Hasn't Earth been cooling since 1998?

Color graph of mean temperatures in red and blue
We've zoomed in for a closeup of temperatures over the last three decades, taken from a longer timeline discussed here. This closeup shows the annual trend in average global air temperature, in degrees Celsius, from 1975 to 2012. For each year, the range of uncertainty is indicated by the vertical bars. The blue line tracks the changes in the trend over time. Click here or on the image to see the full graph.
(Image courtesy NOAA's National Climatic Data Center.)

Thanks in large part to the record-setting El Niño of 1997–98, the year 1998 was the warmest year, globally, in the 20th century. Since 2001 the global trend has been relatively flat (see graph). However, temperatures continue to run warmer than in previous decades. The global average from 2000–09 exceeds the average for 1990–99, which in turn was warmer than 1980–89. And the average for 2010–12 topped the 2000–09 average.

Although scientists are confident that global temperatures will rise further in the coming decades, there could still be occasional "pauses" in warming that last a few years, like the one we've been seeing since the late 1990s. The Intergovernmental Panel on Climate Change (IPCC) devoted a section of its 2013 physical science assessment to analysis of the 1998–2012 warming hiatus. Among the possible factors involved:

  • A series of small volcanoes since 2000 that have spewed sunlight-blocking ash skyward

  • The natural 11-year solar cycle, whose declining phase lasted longer than usual: from 2000 to 2009

  • Variations in the exchange of heat between the ocean and atmosphere (one aspect of internal climate variability). Simulations by NCAR researchers suggest that periods when more heat gets stored deep in the ocean could be an important factor in slowing down atmospheric warming for a decade or more.

Two of the main vehicles for ocean-atmosphere heat exchange are El Niño (which tends to warm the global atmosphere) and La Niña (which tends to cool it). La Niña events have predominated over El Niños since 2006, which helps explain the lack of a new global record in the decade thus far.

As the IPCC notes, natural variations can either amplify or mute longer-term warming trends over periods of 10 to 15 years. This is one reason why 30 years is the typical reference period in determining climate.
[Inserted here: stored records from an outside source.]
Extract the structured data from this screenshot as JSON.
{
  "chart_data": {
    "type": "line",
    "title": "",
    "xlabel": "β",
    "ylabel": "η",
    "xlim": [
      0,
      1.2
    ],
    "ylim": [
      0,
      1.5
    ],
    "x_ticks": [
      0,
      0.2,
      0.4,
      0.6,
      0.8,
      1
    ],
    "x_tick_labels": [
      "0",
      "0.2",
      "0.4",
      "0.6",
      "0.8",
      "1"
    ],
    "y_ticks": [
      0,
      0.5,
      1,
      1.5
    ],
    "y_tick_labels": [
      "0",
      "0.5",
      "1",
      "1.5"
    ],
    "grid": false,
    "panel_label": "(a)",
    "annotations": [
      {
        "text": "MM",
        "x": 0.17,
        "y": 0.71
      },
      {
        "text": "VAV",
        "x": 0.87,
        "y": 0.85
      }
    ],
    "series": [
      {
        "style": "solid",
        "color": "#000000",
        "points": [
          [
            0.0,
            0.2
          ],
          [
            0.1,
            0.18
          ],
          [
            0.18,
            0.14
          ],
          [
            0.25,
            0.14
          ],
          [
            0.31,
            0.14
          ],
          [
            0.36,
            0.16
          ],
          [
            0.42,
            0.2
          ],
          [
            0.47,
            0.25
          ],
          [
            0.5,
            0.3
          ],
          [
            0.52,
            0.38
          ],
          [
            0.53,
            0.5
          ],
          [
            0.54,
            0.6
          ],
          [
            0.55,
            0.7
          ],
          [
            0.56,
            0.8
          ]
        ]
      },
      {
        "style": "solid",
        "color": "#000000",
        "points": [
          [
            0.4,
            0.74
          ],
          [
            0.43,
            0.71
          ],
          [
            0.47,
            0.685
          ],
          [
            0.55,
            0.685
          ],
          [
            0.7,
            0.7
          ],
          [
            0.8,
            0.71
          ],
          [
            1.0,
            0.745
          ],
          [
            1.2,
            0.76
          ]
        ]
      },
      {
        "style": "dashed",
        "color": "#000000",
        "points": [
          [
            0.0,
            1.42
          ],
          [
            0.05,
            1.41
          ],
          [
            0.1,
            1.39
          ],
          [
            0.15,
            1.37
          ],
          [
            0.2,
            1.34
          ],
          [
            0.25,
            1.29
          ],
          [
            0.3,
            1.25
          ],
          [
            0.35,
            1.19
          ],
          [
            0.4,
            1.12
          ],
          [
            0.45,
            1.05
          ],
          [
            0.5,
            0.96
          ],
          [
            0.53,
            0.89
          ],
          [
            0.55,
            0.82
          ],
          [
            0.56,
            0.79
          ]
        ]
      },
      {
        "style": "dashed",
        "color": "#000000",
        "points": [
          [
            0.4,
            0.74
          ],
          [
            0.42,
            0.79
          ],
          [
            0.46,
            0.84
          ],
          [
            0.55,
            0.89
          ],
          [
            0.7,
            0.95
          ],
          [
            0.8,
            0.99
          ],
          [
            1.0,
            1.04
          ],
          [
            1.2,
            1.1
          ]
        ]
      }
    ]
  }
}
In your local weather forecast, for example, the average daily temperatures and precipitation posted alongside today's measurements were calculated based on the period from 1981 to 2010. This was a warmer period for most U.S. cities than the previous 30-year range, from 1971 to 2000.

Meanwhile, decision makers and planners often need guidance on shorter time scales than three decades. Researchers are responding by experimenting with outlooks for global temperature in the 10- to 15-year range. The most recent decadal outlook from the UK Met Office calls for a good chance that the upcoming five years (2013–17) will average slightly warmer globally than the record year of 1998. The IPCC expects that, for periods without a major volcanic eruption, most future 15-year periods will show a stronger warming trend than 1998–2012.